Two of mine did summer camp like experiences that had a service component. Not sure it really made a difference in the application process, but it was a good experience for both. My youngest managed to get a part-time job, that came from volunteering. He also played a fall sport, so had a very short summer in HS.
The value of the program would be to her learning about dorms, colleges, scheduling classes. I don’t think you can look at it as if there is any boost to college admissions. My kids went to band camp and sports camps on college campuses and it was beneficial just to see how college kids went to class, went to the dining hall, went to work. It was beneficial to meet other kids of the same academic level (or same music level, or same sports level) that they may not have had at their schools (better, not as good, brilliant).
I don’t think it is necessary if the student really needs to work or if you can’t afford it, but it can be a good experience.
What does she want to do? The class sounds like it would be a good experience IF she wants to go. I think it’s good to start practicing stepping away a little, etc… For both of you
I wouldn’t try to make things too busy. It is a bittersweet summer so don’t forget to make some memories and enjoy each other’s company before she leaves for life as an adult.

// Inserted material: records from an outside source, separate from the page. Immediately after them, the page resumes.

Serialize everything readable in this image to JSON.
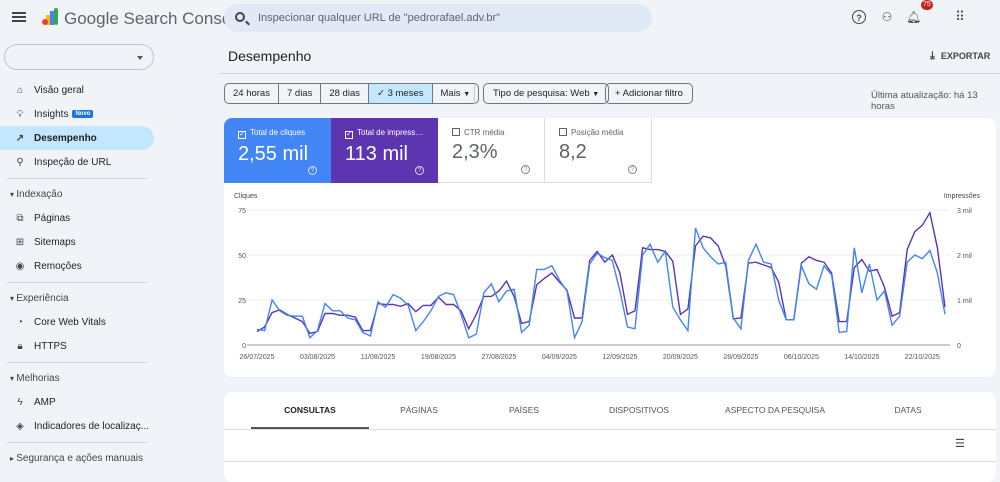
{
  "header": {
    "brand": "Google Search Console",
    "search_placeholder": "Inspecionar qualquer URL de \"pedrorafael.adv.br\"",
    "notifications": "75"
  },
  "sidebar": {
    "items": [
      {
        "label": "Visão geral",
        "icon": "home-icon",
        "glyph": "⌂"
      },
      {
        "label": "Insights",
        "icon": "lightbulb-icon",
        "glyph": "♀",
        "badge": "Novo"
      },
      {
        "label": "Desempenho",
        "icon": "trending-icon",
        "glyph": "↗"
      },
      {
        "label": "Inspeção de URL",
        "icon": "search-icon",
        "glyph": "⚲"
      }
    ],
    "sections": [
      {
        "title": "Indexação",
        "items": [
          {
            "label": "Páginas",
            "glyph": "⧉"
          },
          {
            "label": "Sitemaps",
            "glyph": "⊞"
          },
          {
            "label": "Remoções",
            "glyph": "◉"
          }
        ]
      },
      {
        "title": "Experiência",
        "items": [
          {
            "label": "Core Web Vitals",
            "glyph": "◔"
          },
          {
            "label": "HTTPS",
            "glyph": "🔒"
          }
        ]
      },
      {
        "title": "Melhorias",
        "items": [
          {
            "label": "AMP",
            "glyph": "ϟ"
          },
          {
            "label": "Indicadores de localizaç...",
            "glyph": "◈"
          }
        ]
      },
      {
        "title": "Segurança e ações manuais"
      }
    ]
  },
  "page": {
    "title": "Desempenho",
    "export": "EXPORTAR",
    "last_update": "Última atualização: há 13 horas"
  },
  "filters": {
    "ranges": [
      "24 horas",
      "7 dias",
      "28 dias",
      "3 meses",
      "Mais"
    ],
    "selected": "3 meses",
    "search_type": "Tipo de pesquisa: Web",
    "add_filter": "Adicionar filtro"
  },
  "metrics": [
    {
      "label": "Total de cliques",
      "value": "2,55 mil",
      "checked": true,
      "color": "#4285f4"
    },
    {
      "label": "Total de impressões",
      "value": "113 mil",
      "checked": true,
      "color": "#5e35b1"
    },
    {
      "label": "CTR média",
      "value": "2,3%",
      "checked": false
    },
    {
      "label": "Posição média",
      "value": "8,2",
      "checked": false
    }
  ],
  "chart_data": {
    "type": "line",
    "left_axis_label": "Cliques",
    "right_axis_label": "Impressões",
    "left_ticks": [
      "0",
      "25",
      "50",
      "75"
    ],
    "right_ticks": [
      "0",
      "1 mil",
      "2 mil",
      "3 mil"
    ],
    "ylim_left": [
      0,
      75
    ],
    "ylim_right": [
      0,
      3000
    ],
    "x_start": "26/07/2025",
    "x_end": "25/10/2025",
    "x_tick_labels": [
      "26/07/2025",
      "03/08/2025",
      "11/08/2025",
      "19/08/2025",
      "27/08/2025",
      "04/09/2025",
      "12/09/2025",
      "20/09/2025",
      "28/09/2025",
      "06/10/2025",
      "14/10/2025",
      "22/10/2025"
    ],
    "grid": true,
    "series": [
      {
        "name": "Cliques",
        "color": "#4285f4",
        "axis": "left",
        "values": [
          8.7,
          8,
          25,
          19,
          16.5,
          16,
          16,
          4,
          8,
          23,
          19,
          19,
          15,
          14,
          7,
          5,
          24,
          21,
          28,
          26,
          22,
          8,
          13,
          19,
          27,
          29,
          28,
          17,
          4,
          6,
          29,
          34,
          24,
          30,
          31,
          7,
          11,
          42,
          42,
          44,
          36,
          30,
          4,
          13,
          45,
          51,
          48.5,
          47,
          30,
          10,
          9,
          50,
          56,
          46,
          52,
          21,
          14,
          8,
          65,
          54,
          49,
          45,
          46,
          15,
          9,
          47,
          56,
          46,
          45,
          25,
          14,
          14,
          44,
          34,
          31,
          44,
          39,
          7,
          7.5,
          54,
          29,
          45,
          25,
          30,
          11,
          16,
          46,
          50,
          48,
          52.5,
          40,
          17
        ]
      },
      {
        "name": "Impressões",
        "color": "#5e35b1",
        "axis": "right",
        "values": [
          300,
          400,
          720,
          780,
          680,
          600,
          520,
          260,
          300,
          700,
          700,
          660,
          660,
          620,
          320,
          320,
          920,
          900,
          900,
          860,
          920,
          740,
          880,
          880,
          1060,
          900,
          900,
          760,
          360,
          680,
          1080,
          1080,
          1200,
          1420,
          1080,
          480,
          520,
          1340,
          1480,
          1600,
          1400,
          1220,
          600,
          600,
          1880,
          2080,
          1840,
          2000,
          1600,
          680,
          760,
          2160,
          2120,
          2120,
          2080,
          1860,
          680,
          800,
          2200,
          2420,
          2380,
          2200,
          1760,
          580,
          600,
          1820,
          1840,
          1780,
          1720,
          1400,
          560,
          560,
          1820,
          1960,
          1880,
          1840,
          1600,
          520,
          520,
          1720,
          1900,
          1640,
          1680,
          1280,
          640,
          720,
          2120,
          2520,
          2660,
          2940,
          2160,
          840
        ]
      }
    ]
  },
  "table": {
    "tabs": [
      "CONSULTAS",
      "PÁGINAS",
      "PAÍSES",
      "DISPOSITIVOS",
      "ASPECTO DA PESQUISA",
      "DATAS"
    ],
    "active": "CONSULTAS"
  }
}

3 weeks? You can afford it? She’s interested? I’d say yes.
D found hers very useful, sure dorm life wasn’t scary to her when she went to college and that was a nice benefit, but she also took summer classes that she was really interested in that she couldn’t get in HS and they helped her hone her interests. And she did put them on her college pap, primarily because they were highly related to her major/career plans.
She also did an engineering program one summer that made it clear to her that she didn’t want to be an engineer, which it seemed like everyone was telling her she should do, as a mathy HS kid.

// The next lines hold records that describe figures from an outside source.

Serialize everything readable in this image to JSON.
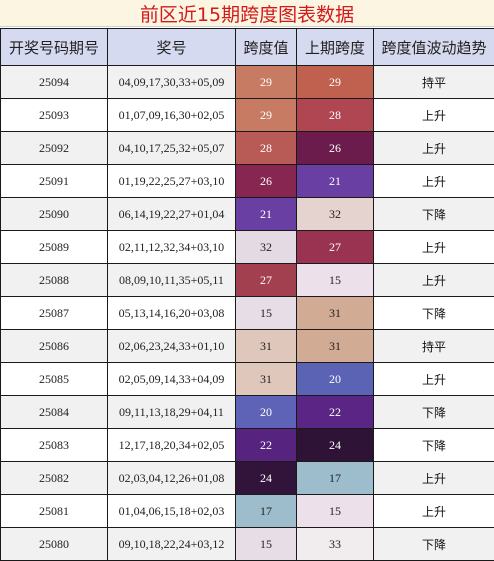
{
  "title": "前区近15期跨度图表数据",
  "headers": [
    "开奖号码期号",
    "奖号",
    "跨度值",
    "上期跨度",
    "跨度值波动趋势"
  ],
  "rows": [
    {
      "period": "25094",
      "numbers": "04,09,17,30,33+05,09",
      "span": "29",
      "prev_span": "29",
      "trend": "持平",
      "span_color": "#c67b62",
      "prev_color": "#c0614f",
      "span_text_color": "#ffffff",
      "prev_text_color": "#ffffff"
    },
    {
      "period": "25093",
      "numbers": "01,07,09,16,30+02,05",
      "span": "29",
      "prev_span": "28",
      "trend": "上升",
      "span_color": "#c67b62",
      "prev_color": "#b04652",
      "span_text_color": "#ffffff",
      "prev_text_color": "#ffffff"
    },
    {
      "period": "25092",
      "numbers": "04,10,17,25,32+05,07",
      "span": "28",
      "prev_span": "26",
      "trend": "上升",
      "span_color": "#b85a55",
      "prev_color": "#6b1c4c",
      "span_text_color": "#ffffff",
      "prev_text_color": "#ffffff"
    },
    {
      "period": "25091",
      "numbers": "01,19,22,25,27+03,10",
      "span": "26",
      "prev_span": "21",
      "trend": "上升",
      "span_color": "#872650",
      "prev_color": "#6a3fa4",
      "span_text_color": "#ffffff",
      "prev_text_color": "#ffffff"
    },
    {
      "period": "25090",
      "numbers": "06,14,19,22,27+01,04",
      "span": "21",
      "prev_span": "32",
      "trend": "下降",
      "span_color": "#6a3fa4",
      "prev_color": "#e4d3ce",
      "span_text_color": "#ffffff",
      "prev_text_color": "#222222"
    },
    {
      "period": "25089",
      "numbers": "02,11,12,32,34+03,10",
      "span": "32",
      "prev_span": "27",
      "trend": "上升",
      "span_color": "#e4dae3",
      "prev_color": "#9a3352",
      "span_text_color": "#222222",
      "prev_text_color": "#ffffff"
    },
    {
      "period": "25088",
      "numbers": "08,09,10,11,35+05,11",
      "span": "27",
      "prev_span": "15",
      "trend": "上升",
      "span_color": "#a2404f",
      "prev_color": "#ece0ea",
      "span_text_color": "#ffffff",
      "prev_text_color": "#222222"
    },
    {
      "period": "25087",
      "numbers": "05,13,14,16,20+03,08",
      "span": "15",
      "prev_span": "31",
      "trend": "下降",
      "span_color": "#e6dde6",
      "prev_color": "#d1ab93",
      "span_text_color": "#222222",
      "prev_text_color": "#222222"
    },
    {
      "period": "25086",
      "numbers": "02,06,23,24,33+01,10",
      "span": "31",
      "prev_span": "31",
      "trend": "持平",
      "span_color": "#e0c7bb",
      "prev_color": "#d1ab93",
      "span_text_color": "#222222",
      "prev_text_color": "#222222"
    },
    {
      "period": "25085",
      "numbers": "02,05,09,14,33+04,09",
      "span": "31",
      "prev_span": "20",
      "trend": "上升",
      "span_color": "#e0c7bb",
      "prev_color": "#5b63b4",
      "span_text_color": "#222222",
      "prev_text_color": "#ffffff"
    },
    {
      "period": "25084",
      "numbers": "09,11,13,18,29+04,11",
      "span": "20",
      "prev_span": "22",
      "trend": "下降",
      "span_color": "#5f63b8",
      "prev_color": "#5a2585",
      "span_text_color": "#ffffff",
      "prev_text_color": "#ffffff"
    },
    {
      "period": "25083",
      "numbers": "12,17,18,20,34+02,05",
      "span": "22",
      "prev_span": "24",
      "trend": "下降",
      "span_color": "#56237e",
      "prev_color": "#2e1336",
      "span_text_color": "#ffffff",
      "prev_text_color": "#ffffff"
    },
    {
      "period": "25082",
      "numbers": "02,03,04,12,26+01,08",
      "span": "24",
      "prev_span": "17",
      "trend": "上升",
      "span_color": "#32143a",
      "prev_color": "#9ebdcc",
      "span_text_color": "#ffffff",
      "prev_text_color": "#222222"
    },
    {
      "period": "25081",
      "numbers": "01,04,06,15,18+02,03",
      "span": "17",
      "prev_span": "15",
      "trend": "上升",
      "span_color": "#9ebdcc",
      "prev_color": "#ece0ea",
      "span_text_color": "#222222",
      "prev_text_color": "#222222"
    },
    {
      "period": "25080",
      "numbers": "09,10,18,22,24+03,12",
      "span": "15",
      "prev_span": "33",
      "trend": "下降",
      "span_color": "#e6dde6",
      "prev_color": "#f1ecee",
      "span_text_color": "#222222",
      "prev_text_color": "#222222"
    }
  ]
}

If you were to ask my husband, he’d tell you to make her get a crappy fast food job so that it would motivate her to work hard and graduate from college so she never has to work a job like that again!
There is definitely value to a program like you’re talking about if it’s a potential major. My D did a week of a “women in engineering” program on a college campus after her freshman year and went from “I want to be an engineer” to “This is absolutely, positively not what I want to do with my life.”
That said, if there are any questions about finances in college, a summer job could potentially tip the scales as the student could earn $2000-$3000 (on top of what you’d be saving by not doing the program.)
It seems like there might be more options for the summe (than academics or fast food)r, including some kind of service experience (volunteering, interning). She could also work p/t, waitress, that kind of thing, if you are in an area where jobs are available. She can look on craigslist for work or volunteering, contact a hospital, a kids’ program, and the local cultural council. She could also create her own day camp for kids if she is into that kind of thing.
Every family is different but we certainly did not focus on college applications during the summer. I think that kind of focus really amps up the stress. Honestly, I would rather they do them on Christmas vacation (if RD) than during the summer. Applications don’t need to be that big of a deal, but what you do in the summer can be. So I think she should find something useful and interesting to do that she likes. If it isn’t paid, she can do p/t work too.
I think summer academics can burn some kids out: they need a break. But others love it. Your daughter is the best guide. If the only reason or doing it is for college admissions, I would be wary.
Thanks all! I am definitely taking the warnings to let her enjoy the summer to heart and will let her make the decision. @SuburbMom - Ha! That’s exactly what my husband said too. I really appreciate all of the advice.